In the last two weeks, ABT has received three of those 'buy' ratings. Four-star analyst David Lewis of Morgan Stanley raised his price target by 2.5% to $82 just last week.
The week before, two strong ratings came in. On Nov 27, Robbie Marcus from JPMorgan set an $81 price target. In his comments, he said, "With 2019 Street earnings estimates of $3.20 reflecting 'just' 11% growth, [there are] multiple pathways to upside on both the top and bottom lines next year."
Meanwhile Goldman Sachs' Isaac Ro weighed in as well and upgraded his Abbott rating from 'Hold' to a 'Buy.' Ro said, "Abbott is one of the fastest growing large cap names in [the Healthcare segment.] Estimates underappreciate the benefits the company will accrue from favorable mix shift." As a result, Ro raised his price target, increasing it from $78 to $81.
Boston Scientific Corporation
Boston Scientific (BSX) is primarily a medical device company, marketing products in a variety of fields, including but not limited to, radiology, cardiology, oncology, and surgery. The company's best-known product is the Taxus Stent, used to open clogged arteries. Boston Scientific also markets an implantable defibrillator device.

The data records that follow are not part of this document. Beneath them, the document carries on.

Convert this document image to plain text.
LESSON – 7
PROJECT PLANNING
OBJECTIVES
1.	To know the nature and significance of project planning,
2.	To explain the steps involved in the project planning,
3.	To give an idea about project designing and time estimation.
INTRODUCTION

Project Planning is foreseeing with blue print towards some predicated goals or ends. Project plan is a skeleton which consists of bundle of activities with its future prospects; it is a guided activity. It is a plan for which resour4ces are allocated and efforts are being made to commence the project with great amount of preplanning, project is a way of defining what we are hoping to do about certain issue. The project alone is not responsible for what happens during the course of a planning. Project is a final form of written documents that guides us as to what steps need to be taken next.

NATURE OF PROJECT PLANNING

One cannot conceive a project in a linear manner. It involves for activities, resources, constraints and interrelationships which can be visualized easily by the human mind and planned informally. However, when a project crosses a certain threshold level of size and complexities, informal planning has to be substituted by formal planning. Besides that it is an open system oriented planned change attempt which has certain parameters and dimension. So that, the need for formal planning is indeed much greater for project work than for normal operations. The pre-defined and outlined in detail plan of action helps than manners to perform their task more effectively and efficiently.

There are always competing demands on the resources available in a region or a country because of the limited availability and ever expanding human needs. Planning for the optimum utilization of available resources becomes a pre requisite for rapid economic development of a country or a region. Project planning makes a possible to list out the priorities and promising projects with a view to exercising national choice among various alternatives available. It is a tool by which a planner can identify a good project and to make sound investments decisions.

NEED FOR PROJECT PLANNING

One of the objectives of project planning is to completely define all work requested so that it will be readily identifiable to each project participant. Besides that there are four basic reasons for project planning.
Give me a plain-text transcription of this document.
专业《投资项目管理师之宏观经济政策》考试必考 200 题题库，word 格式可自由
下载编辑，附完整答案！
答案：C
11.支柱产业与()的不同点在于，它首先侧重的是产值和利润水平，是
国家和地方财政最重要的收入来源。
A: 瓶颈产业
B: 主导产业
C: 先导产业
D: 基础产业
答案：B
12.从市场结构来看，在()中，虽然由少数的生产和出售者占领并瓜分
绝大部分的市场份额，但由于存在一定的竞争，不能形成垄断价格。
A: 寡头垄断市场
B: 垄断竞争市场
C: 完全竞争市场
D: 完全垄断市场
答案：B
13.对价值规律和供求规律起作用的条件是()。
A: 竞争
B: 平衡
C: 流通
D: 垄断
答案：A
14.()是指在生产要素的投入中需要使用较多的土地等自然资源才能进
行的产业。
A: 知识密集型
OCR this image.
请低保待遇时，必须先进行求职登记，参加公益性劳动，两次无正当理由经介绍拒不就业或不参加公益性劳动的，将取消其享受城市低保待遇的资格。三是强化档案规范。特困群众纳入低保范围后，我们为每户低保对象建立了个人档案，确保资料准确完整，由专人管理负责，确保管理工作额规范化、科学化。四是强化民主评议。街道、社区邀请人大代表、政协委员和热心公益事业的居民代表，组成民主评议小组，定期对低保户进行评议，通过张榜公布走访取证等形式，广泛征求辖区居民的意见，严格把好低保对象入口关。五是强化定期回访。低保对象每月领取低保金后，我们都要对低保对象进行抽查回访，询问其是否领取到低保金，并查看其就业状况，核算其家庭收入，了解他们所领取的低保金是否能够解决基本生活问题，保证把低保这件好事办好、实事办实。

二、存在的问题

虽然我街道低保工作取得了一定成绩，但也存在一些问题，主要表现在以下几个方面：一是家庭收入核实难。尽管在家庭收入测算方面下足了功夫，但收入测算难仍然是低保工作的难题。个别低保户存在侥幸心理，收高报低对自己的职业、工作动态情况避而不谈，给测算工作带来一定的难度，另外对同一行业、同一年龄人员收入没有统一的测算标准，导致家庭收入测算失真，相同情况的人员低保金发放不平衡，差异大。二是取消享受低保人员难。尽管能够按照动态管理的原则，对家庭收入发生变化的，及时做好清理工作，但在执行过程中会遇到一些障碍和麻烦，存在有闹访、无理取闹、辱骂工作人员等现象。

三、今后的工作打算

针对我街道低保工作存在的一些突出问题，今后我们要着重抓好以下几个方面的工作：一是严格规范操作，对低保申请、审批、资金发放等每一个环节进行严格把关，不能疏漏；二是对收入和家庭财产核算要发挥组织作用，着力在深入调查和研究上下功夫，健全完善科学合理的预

BSX stock gained sharply at the end of November, after the company announced it had reached an agreement on terms to acquire U.K.-based BTG Plc., another medical device producer, specializing in products used for minimally-invasive cancer and vascular procedures. The stock is up 46% year-to-date, giving it the strongest performance of the stocks in this article.
For the third quarter, the most recently released earnings report, Boston Scientific showed an EPS of 35 cents, up 4 cents from the year-ago quarter. Net income was $432 million, an impressive 52% gain from last Q3's $283. Net sales were $2.39 billion, up 7.7%, powered by a 10.3% gain in the MedSurg division. The company revised forward guidance upwards, setting the full-year EPS estimate at $1.37 to $1.41 per share.
Company CEO Mike Mahoney said, "Our strong results reflect our global team's focused efforts to execute our category leadership strategy and advance the standard of care. Through internal research and tuck-in acquisitions, we continue to bring meaningful innovations to market, enabling our customers to deliver life-changing care to millions of patients around the world."
The most recent analyst reviews of BSX came in late November. Piper Jaffray's Matt O'Brien, ranked #22 in the TipRanks database, said of BSX and the BTG deal that he believes "believes it will turn out to be a favorable transaction. There is the clear opportunity to expand BTG's presence internationally and adding more therapeutic products in oncology provides a significant synergistic opportunity. Boston Scientific has proven capable of acquiring solid assets and making them even better." O'Brien gives BSX a $40 price target, implying a 14% upside potential.
Similarly Sean Lavin of BTIG also gave BSX a 'Buy' rating. In his comments, he said of the BTG acquisition, "We see the interventional space as a high growth area and oncology/vascular fit within BSX salesforces. BSX has used capital well buying Asthmatx recently. Between this track record and consistently hitting targets, we thought BSX would have leeway with investors to make purchases. ... We feel this deal should benefit BSX's interventional business like AMMD added growth to urology." His $45 price target gives an aggressive 28% upside.
The analyst consensus on BSX is a 'Strong Buy,' based on 16 'buy' ratings. This means there are no holds or sells at this time. The $42 price target gives a 20% upside to the $35 share price.